Она родила ему сына, который с ними почти не живет. Сын приезжает изредка, с красивым кожаным портфелем, в котором лежат глаженые рубашки и журналы с цветными фотографиями. Он приезжает каждый раз на такси, хоть это недешево, но он хорошо зарабатывает и может себе позволить такую роскошь. Сын приезжает всего на несколько дней. Иногда помочь, если его заранее попросят, а обычно, чтобы поесть домашней абысты (Абыста — мамалыга, крутая каша из кукурузной или просяной муки.) , сыра. В первый же день он переодевается в старую одежду, которая уже давно выстирана и ждет его. А на третий день у него на ногах снова те самые туфли, в которых можно ходить только по асфальту, и блестящая рубашка.

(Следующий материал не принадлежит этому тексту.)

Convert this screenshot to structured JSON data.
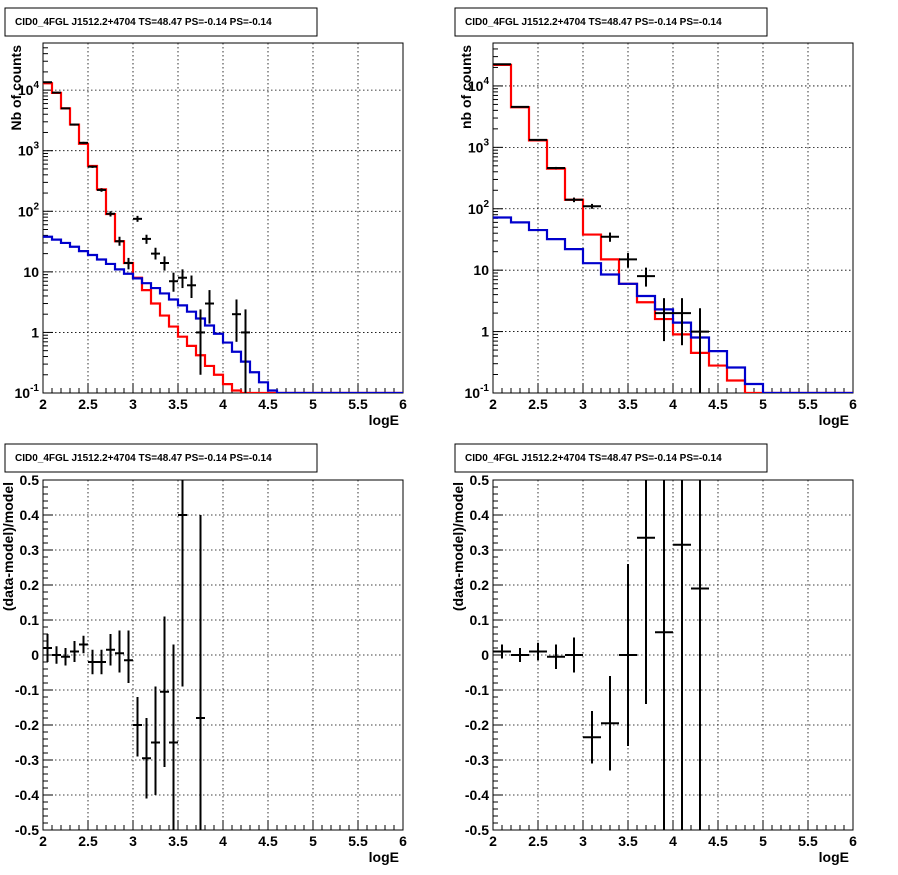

Но сейчас сына нет. А отец его вышел из дома и давно стоит посередине двора в глубоких калошах на босу ногу и уже вытоптал ровное место на свежем снегу. И смотрит на горы. Он похож на стрелку компаса, вращающуюся по кругу и наконец успокоившуюся в положении «север — юг».

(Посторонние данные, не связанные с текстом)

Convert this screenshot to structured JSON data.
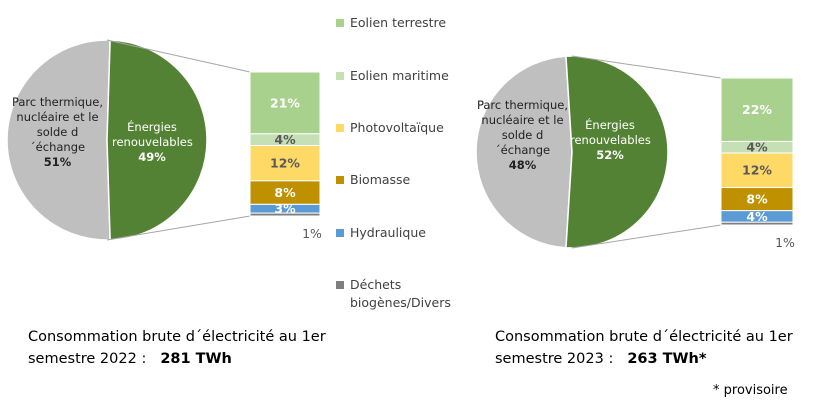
{
  "chart_data": [
    {
      "type": "pie-of-bar",
      "categories": [
        "Parc thermique, nucléaire et le solde d´échange",
        "Énergies renouvelables"
      ],
      "values": [
        51,
        49
      ],
      "value_labels": [
        "51%",
        "49%"
      ],
      "colors": [
        "#bfbfbf",
        "#548235"
      ],
      "breakdown": {
        "values": [
          21,
          4,
          12,
          8,
          3,
          1
        ],
        "value_labels": [
          "21%",
          "4%",
          "12%",
          "8%",
          "3%",
          "1%"
        ]
      },
      "caption": "Consommation brute d´électricité au 1er semestre 2022 :",
      "total": "281 TWh"
    },
    {
      "type": "pie-of-bar",
      "categories": [
        "Parc thermique, nucléaire et le solde d´échange",
        "Énergies renouvelables"
      ],
      "values": [
        48,
        52
      ],
      "value_labels": [
        "48%",
        "52%"
      ],
      "colors": [
        "#bfbfbf",
        "#548235"
      ],
      "breakdown": {
        "values": [
          22,
          4,
          12,
          8,
          4,
          1
        ],
        "value_labels": [
          "22%",
          "4%",
          "12%",
          "8%",
          "4%",
          "1%"
        ]
      },
      "caption": "Consommation brute d´électricité au 1er semestre 2023 :",
      "total": "263 TWh*"
    }
  ],
  "legend": {
    "names": [
      "Eolien terrestre",
      "Eolien maritime",
      "Photovoltaïque",
      "Biomasse",
      "Hydraulique",
      "Déchets biogènes/Divers"
    ],
    "colors": [
      "#a9d18e",
      "#c5e0b4",
      "#ffd966",
      "#bf9000",
      "#5b9bd5",
      "#7f7f7f"
    ]
  },
  "note": "* provisoire"
}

Пройдет совсем немного времени, что-то изменится в мире, и тогда пастух начнет тщательнее чистить скребницей лошадь, водить ее к роднику, будет разбирать и развешивать для просушки мешки, брезент, чинить вьючные седла и сбрую.

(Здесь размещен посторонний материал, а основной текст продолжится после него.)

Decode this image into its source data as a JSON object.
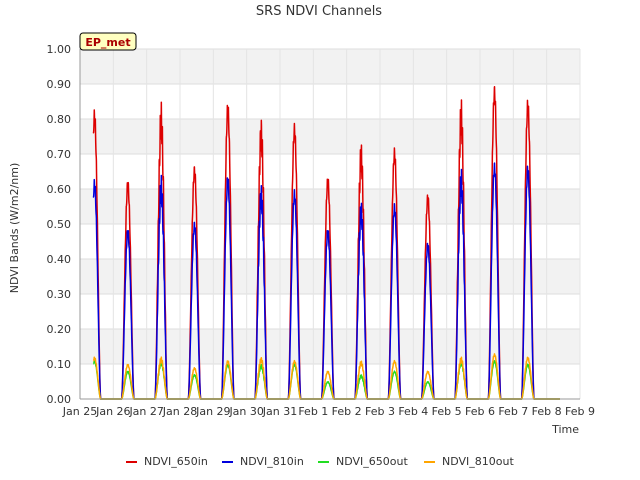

Самое главное во время большого перегона — не спешить и поменьше нервничать. Пастух не гонит, он пасет стадо. А стадо «течет», у него своя сущность, свой инстинкт. И свой ритм. Посмотрите, как оно идет: задние тянутся за передними, а те отступают от них. И пастуху остается только направлять это движение, так же, как земледельцу должно лишь направлять воду куда нужно, а не останавливать ее.
Недаром пастухи многих племен и народов играли на свирели, рожках и разных других дудах. Или били в барабан. Они ловили ритм движения, сами подчиняясь ему.
«Эй-гей, гей, гей, гей!» — слышится на той стороне Бзыби. Значит, погнали стадо через широкий деревянный мост. Река еще большая, и через высокую воду боятся идти.
Вода — по-абхазски «адзы». В этом слове есть что-то звенящее. Вода бегущая, падающая, с каплями и брызгами. Такая вода в Бзыби. Она течет от самых ледников до первых домов хутора Решевей, прыгает через валуны, растекается по нескольким руслам у намытых островов близ Битаги, второго хутора, и, принимая в себя силу притоков, кидается в каньон. Тут уже не звон, а пушечный залп.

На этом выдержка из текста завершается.